La commission d'enquête sur la participation du Royaume-Uni à la guerre en Irak a averti mardi qu'elle ne ménagerait pas ses critiques, en consacrant sa première audience publique aux relations entre l'Amérique de George Bush et le gouvernement de Tony Blair.

Dès sa déclaration liminaire, le président de la commission, John Chilcot, un ancien haut fonctionnaire dont l'indépendance du pouvoir a été mise en doute par les médias, a promis qu'il n'hésiterait pas dans son rapport final à «exprimer des critiques, contre des institutions ou des décisions ou des individus, chaque fois que ce sera vraiment justifié». Il a toutefois rappelé que personne n'était «en procès». La commission, nommée par le gouvernement et qui siège dans un centre de conférences proche du Parlement, est «apolitique et indépendante», a affirmé M. Chilcot.

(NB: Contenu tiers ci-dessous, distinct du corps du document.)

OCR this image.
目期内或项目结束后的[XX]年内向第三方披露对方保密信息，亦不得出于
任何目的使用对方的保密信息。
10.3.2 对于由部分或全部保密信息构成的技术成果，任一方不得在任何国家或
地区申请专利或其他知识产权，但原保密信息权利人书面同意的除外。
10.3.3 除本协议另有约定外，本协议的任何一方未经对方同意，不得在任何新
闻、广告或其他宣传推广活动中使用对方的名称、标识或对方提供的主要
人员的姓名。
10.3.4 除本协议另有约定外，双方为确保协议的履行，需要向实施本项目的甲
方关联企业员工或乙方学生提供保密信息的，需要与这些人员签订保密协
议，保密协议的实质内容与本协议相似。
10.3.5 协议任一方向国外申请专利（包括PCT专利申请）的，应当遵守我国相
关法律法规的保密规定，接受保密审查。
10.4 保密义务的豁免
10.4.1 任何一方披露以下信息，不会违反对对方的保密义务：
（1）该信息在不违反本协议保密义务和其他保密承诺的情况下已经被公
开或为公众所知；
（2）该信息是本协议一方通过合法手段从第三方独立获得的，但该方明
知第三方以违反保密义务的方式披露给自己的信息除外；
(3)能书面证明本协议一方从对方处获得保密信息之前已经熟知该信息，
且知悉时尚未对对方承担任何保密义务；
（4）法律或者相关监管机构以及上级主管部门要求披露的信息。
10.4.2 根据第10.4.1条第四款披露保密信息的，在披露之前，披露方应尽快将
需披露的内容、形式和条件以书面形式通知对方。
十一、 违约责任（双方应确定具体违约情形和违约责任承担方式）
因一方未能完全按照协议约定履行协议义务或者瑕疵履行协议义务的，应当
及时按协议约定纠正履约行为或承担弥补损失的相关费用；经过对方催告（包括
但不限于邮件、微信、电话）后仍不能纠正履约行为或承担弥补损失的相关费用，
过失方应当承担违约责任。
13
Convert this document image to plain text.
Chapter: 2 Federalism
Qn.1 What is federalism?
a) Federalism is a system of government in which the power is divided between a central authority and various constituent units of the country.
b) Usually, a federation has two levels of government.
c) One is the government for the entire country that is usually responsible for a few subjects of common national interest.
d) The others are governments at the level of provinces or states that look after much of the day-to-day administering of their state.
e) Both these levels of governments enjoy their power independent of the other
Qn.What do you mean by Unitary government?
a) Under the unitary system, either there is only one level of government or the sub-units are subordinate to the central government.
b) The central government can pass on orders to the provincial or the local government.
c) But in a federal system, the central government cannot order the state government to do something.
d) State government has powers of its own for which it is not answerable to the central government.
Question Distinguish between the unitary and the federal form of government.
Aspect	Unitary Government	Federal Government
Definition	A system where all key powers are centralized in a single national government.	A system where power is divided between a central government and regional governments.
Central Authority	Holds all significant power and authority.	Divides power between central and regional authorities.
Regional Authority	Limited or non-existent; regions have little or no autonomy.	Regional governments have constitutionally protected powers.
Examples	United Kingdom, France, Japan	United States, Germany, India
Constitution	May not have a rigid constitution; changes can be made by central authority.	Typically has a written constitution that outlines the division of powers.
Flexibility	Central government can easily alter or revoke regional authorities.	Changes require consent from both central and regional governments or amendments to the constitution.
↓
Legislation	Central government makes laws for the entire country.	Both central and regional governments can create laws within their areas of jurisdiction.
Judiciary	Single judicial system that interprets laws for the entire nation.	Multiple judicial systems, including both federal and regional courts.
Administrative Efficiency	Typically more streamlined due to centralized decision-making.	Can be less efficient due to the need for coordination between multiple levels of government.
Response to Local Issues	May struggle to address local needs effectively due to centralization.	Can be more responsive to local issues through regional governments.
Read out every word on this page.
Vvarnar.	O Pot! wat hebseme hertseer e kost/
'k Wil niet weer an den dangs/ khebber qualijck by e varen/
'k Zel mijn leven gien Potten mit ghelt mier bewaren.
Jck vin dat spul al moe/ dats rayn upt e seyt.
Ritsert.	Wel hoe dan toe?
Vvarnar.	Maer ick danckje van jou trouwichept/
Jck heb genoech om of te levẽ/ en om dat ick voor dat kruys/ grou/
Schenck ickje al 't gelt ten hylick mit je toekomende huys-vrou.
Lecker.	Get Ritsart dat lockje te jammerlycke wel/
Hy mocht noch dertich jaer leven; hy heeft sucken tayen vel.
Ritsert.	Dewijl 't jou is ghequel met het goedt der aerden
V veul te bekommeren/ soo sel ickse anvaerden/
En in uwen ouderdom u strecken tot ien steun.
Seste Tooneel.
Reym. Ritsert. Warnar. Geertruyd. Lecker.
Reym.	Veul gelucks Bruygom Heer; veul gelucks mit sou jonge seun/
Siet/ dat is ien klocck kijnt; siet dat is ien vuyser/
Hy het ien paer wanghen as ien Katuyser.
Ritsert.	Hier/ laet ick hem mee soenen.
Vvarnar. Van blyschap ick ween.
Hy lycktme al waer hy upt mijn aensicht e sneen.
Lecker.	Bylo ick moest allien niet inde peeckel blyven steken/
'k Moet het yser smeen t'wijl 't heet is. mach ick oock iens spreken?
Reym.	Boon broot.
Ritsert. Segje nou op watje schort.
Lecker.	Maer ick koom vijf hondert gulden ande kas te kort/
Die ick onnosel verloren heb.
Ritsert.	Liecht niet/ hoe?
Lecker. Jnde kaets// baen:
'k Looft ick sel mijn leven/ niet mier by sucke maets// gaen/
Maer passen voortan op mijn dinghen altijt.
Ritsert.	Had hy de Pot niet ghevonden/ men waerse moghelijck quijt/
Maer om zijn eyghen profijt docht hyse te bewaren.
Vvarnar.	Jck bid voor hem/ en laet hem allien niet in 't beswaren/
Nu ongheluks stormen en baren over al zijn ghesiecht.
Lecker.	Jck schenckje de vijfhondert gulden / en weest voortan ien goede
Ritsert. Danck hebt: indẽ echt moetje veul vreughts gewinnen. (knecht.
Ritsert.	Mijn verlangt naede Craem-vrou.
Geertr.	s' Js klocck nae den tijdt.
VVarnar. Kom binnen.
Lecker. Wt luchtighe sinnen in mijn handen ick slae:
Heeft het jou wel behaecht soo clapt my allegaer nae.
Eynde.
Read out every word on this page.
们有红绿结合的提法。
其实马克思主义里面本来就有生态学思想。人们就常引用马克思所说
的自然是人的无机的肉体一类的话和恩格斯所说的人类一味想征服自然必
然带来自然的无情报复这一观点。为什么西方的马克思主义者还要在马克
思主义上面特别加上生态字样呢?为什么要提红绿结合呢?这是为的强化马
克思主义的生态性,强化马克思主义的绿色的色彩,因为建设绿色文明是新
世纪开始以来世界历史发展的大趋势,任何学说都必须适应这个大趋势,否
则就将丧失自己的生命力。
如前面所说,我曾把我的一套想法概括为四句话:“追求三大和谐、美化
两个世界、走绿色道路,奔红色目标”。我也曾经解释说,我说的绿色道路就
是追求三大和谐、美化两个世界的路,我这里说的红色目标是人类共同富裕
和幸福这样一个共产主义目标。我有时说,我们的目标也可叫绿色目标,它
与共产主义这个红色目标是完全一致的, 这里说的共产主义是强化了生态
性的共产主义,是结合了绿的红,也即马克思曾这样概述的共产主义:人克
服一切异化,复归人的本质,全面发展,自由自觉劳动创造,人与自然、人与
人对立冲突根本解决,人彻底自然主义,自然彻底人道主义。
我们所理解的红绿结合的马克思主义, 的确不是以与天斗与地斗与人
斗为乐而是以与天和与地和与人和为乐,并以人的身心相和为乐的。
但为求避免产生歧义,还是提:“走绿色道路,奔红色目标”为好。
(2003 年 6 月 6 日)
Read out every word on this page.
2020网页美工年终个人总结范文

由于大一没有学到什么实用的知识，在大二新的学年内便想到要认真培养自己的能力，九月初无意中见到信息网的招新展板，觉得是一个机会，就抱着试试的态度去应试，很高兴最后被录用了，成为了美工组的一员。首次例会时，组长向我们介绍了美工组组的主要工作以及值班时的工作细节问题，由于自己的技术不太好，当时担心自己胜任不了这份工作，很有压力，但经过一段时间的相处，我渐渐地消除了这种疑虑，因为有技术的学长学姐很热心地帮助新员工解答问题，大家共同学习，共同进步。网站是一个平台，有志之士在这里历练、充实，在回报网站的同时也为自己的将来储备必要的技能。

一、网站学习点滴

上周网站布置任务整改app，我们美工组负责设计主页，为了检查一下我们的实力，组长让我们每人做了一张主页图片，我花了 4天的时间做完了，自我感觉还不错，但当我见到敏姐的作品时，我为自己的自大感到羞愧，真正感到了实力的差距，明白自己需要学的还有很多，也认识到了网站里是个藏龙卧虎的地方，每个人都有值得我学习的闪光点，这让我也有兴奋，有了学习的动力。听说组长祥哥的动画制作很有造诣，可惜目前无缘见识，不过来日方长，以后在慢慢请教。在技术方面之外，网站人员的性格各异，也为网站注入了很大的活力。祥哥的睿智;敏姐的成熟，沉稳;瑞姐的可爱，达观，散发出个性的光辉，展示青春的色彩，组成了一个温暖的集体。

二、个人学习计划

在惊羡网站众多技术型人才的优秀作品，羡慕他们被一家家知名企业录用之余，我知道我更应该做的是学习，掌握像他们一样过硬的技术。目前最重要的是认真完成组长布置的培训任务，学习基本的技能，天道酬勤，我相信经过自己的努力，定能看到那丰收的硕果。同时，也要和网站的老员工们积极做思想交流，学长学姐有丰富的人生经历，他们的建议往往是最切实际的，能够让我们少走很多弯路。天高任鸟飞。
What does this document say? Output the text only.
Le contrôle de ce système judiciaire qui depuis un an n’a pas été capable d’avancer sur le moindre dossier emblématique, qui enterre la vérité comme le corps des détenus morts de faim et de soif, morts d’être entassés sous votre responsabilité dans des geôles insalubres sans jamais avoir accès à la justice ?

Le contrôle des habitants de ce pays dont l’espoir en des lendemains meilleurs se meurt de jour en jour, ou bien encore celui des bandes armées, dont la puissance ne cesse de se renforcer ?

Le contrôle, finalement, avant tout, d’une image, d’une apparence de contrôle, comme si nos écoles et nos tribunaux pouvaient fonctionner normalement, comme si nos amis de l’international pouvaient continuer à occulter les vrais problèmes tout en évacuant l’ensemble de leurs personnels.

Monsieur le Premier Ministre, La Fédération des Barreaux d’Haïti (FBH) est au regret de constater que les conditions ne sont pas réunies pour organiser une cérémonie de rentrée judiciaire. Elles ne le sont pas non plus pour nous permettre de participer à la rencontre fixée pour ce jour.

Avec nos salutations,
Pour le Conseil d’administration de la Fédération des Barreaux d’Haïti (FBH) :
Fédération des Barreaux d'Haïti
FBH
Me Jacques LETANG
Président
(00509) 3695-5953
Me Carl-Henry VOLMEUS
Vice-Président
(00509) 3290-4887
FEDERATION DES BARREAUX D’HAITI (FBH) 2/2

Il s'est engagé à procéder à un examen «approfondi, rigoureux, juste et honnête» des faits.

La commission va, pendant plusieurs mois, entendre des chefs militaires, diplomates et hauts fonctionnaires pour comprendre le processus de décision qui a débouché sur l'engagement en 2003 de la Grande-Bretagne aux côtés des États-Unis contre le régime de Saddam Hussein.

Cette première série d'audiences publiques s'achèvera en février. D'autres audiences sont prévues mi-2010.

Le premier témoin à se présenter devant les cinq membres de la commission a été Peter Ricketts, qui a présidé le comité des renseignements extérieurs entre 2000 et 2001, avant d'occuper un poste élevé au Foreign Office de 2001 à 2003.

M. Ricketts a expliqué que dès 2001, certains membres de l'administration Bush envisageaient un «changement de régime» en Irak.

Mais «je n'étais certainement pas au courant que quiconque au gouvernement britannique encourage ou soutienne des mesures actives en vue d'un changement de régime», a-t-il assuré.

William Patey, responsable du département Proche-Orient au Foreign Office de 1999 à 2002, a confirmé la tonalité va-t-en-guerre des faucons de Washington, mais a indiqué que la politique britannique était de «rester à l'écart de ça».

À l'extérieur du centre de conférence, un petit groupe de manifestants a réaffirmé mardi son opposition à la guerre.

À l'intérieur, pour cette première journée d'audience publique, contrastant avec l'énorme intérêt médiatique, les bancs du public sont restés clairsemés.

«Je veux seulement connaître la vérité», a déclaré à l'AFP Rose Gentle, dont le fils Gordon est mort en Irak en 2004. «Je n'ai jamais eu de réponses, on ne m'a jamais rien dit, pourquoi on y est allés, est-ce que c'était légal», ajoute-t-elle, arborant autour du cou une photo de son fils dans un médaillon doré.

La commission va d'abord concentrer son attention sur le fameux «dossier» où le gouvernement de M. Blair affirmait que l'Irak de Saddam Hussein disposait d'armes de destruction massive.

Cette menace présumée, mais jamais avérée, avait contribué à justifier la participation de la Grande-Bretagne à l'invasion de l'Irak en mars 2003.

M. Blair doit lui-même témoigner devant la commission début 2010.

L'ancien premier ministre, qui avait été contraint de démissionner en juin 2007 essentiellement en raison de sa gestion du dossier irakien, devra entre autres expliquer son choix d'envoyer quelque 45.000 soldats en Irak contre l'avis d'une majorité de Britanniques, et sans l'aval des Nations unies.

M. Blair tentera également de défendre la légalité de ce conflit.

La commission Chilcot rendra son rapport final fin 2010 au plus tôt. Cette enquête était réclamée de longue date par les familles des 179 soldats britanniques tués en Irak.